Jobs are of course being created by technology, but an order of magnitude more are being taken away. I don't see how retraining is going to fix the problem. Maybe those displaced can be retrained to find something new, but it's the speed of change that will cause a lot of damage. Maybe you've seen how few people Netflix employs, and how many jobs were done away with when Blockbuster disappeared.

I'm guessing you live in the States. You might look at the low unemployment rate and think things are fine, but it's only the service sector expanding. This means that all other jobs are shrinking and people are forced to do more fast food jobs or things like driving for Uber. Automation tends to go for the highest paying jobs first... it's why there are giant robots in car manufacturing, while low-paid Chinese workers still put together our phones. As machines become cheaper than people, a lot of people are going to suffer.
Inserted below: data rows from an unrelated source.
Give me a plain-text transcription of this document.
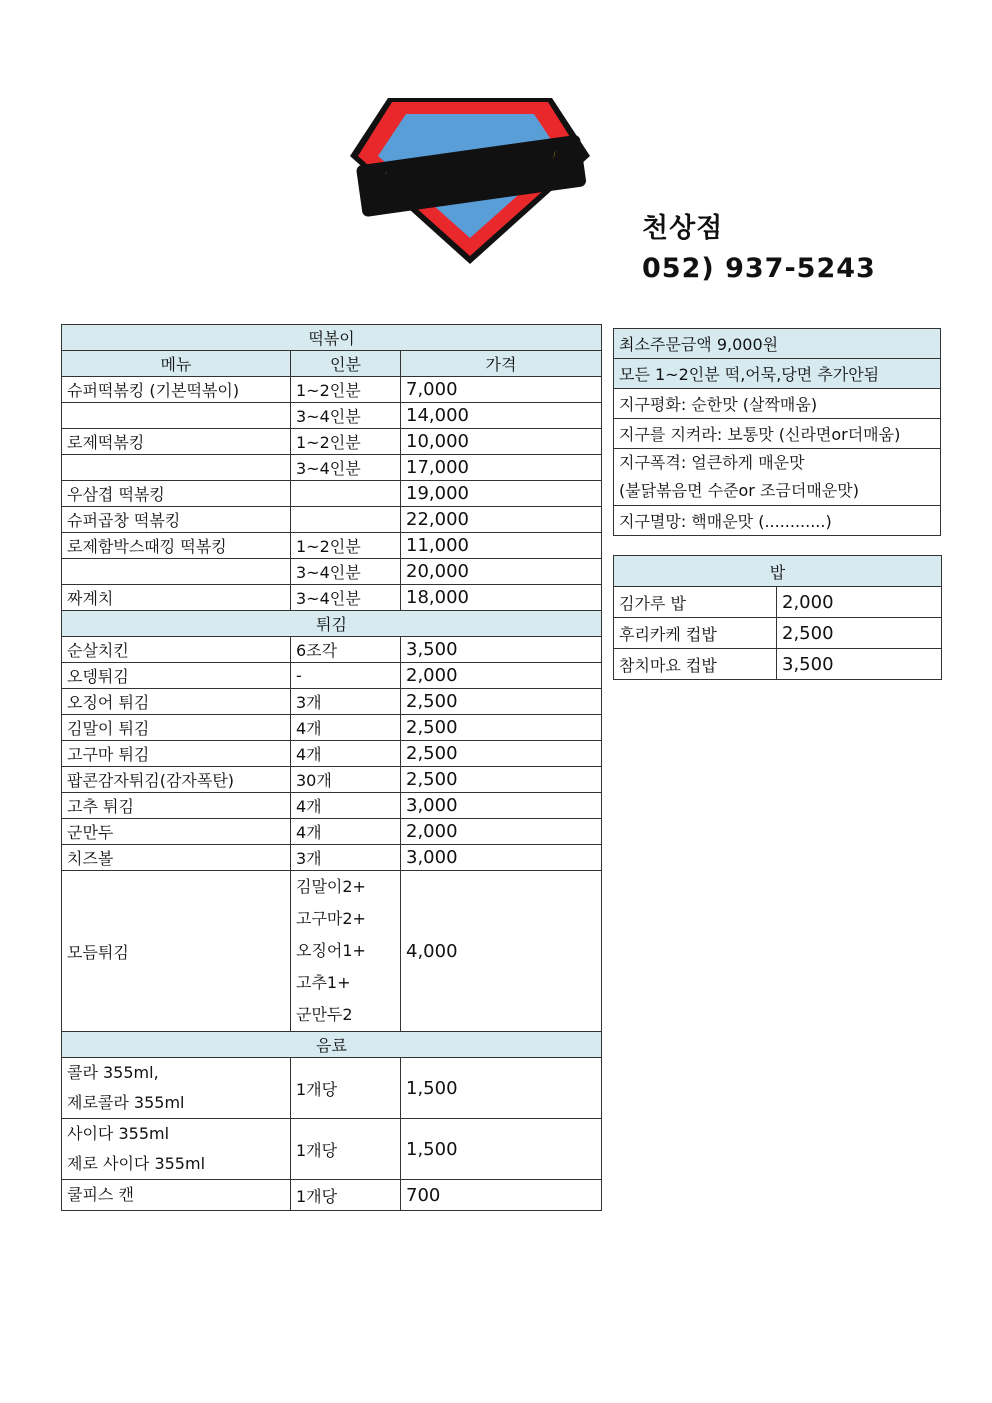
슈퍼떡볶킹
천상점
052) 937-5243
떡볶이		
메뉴	인분	가격
슈퍼떡볶킹 (기본떡볶이)	1~2인분	7,000
	3~4인분	14,000
로제떡볶킹	1~2인분	10,000
	3~4인분	17,000
우삼겹 떡볶킹		19,000
슈퍼곱창 떡볶킹		22,000
로제함박스때낑 떡볶킹	1~2인분	11,000
	3~4인분	20,000
짜계치	3~4인분	18,000
튀김		
순살치킨	6조각	3,500
오뎅튀김	-	2,000
오징어 튀김	3개	2,500
김말이 튀김	4개	2,500
고구마 튀김	4개	2,500
팝콘감자튀김(감자폭탄)	30개	2,500
고추 튀김	4개	3,000
군만두	4개	2,000
치즈볼	3개	3,000
모듬튀김	김말이2+
고구마2+
오징어1+
고추1+
군만두2	4,000
음료		

콜라 355ml,
제로콜라 355ml	1개당	1,500

사이다 355ml
제로 사이다 355ml	1개당	1,500

쿨피스 캔	1개당	700
최소주문금액 9,000원
모든 1~2인분 떡,어묵,당면 추가안됨

지구평화: 순한맛 (살짝매움)

지구를 지켜라: 보통맛 (신라면or더매움)

지구폭격: 얼큰하게 매운맛
(불닭볶음면 수준or 조금더매운맛)

지구멸망: 핵매운맛 (............)
밥	
김가루 밥	2,000
후리카케 컵밥	2,500
참치마요 컵밥	3,500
In your view, and a lot of others, there is a nobility to work that enables us to become deserving members of society. If one does not work, they are freeloaders and deserve nothing, etc, like the person with the truck you mention. This puritan work ethic runs into problems once there aren't enough jobs for everyone. So the response is usually denial and saying that there will always be jobs, you can create your own job, etc. I found it interesting to read accounts from the Great Depression about how conservatives with such views came to accept government handouts as 'just the way things are now,' once they found they weren't able to get work.

I think that we have certain axioms about work and justice that we form in our teens, which lead to our overall political view. These things are deeply rooted and almost impossible to change. Whatever evidence we see in the rest of our lives, we tend to pick and choose to fit our worldview. It takes a long-term, conscious effort in order to expand our ideologies.

So maybe nothing I can say will change your view. But I hope you can keep an open mind and try to see where others are coming from.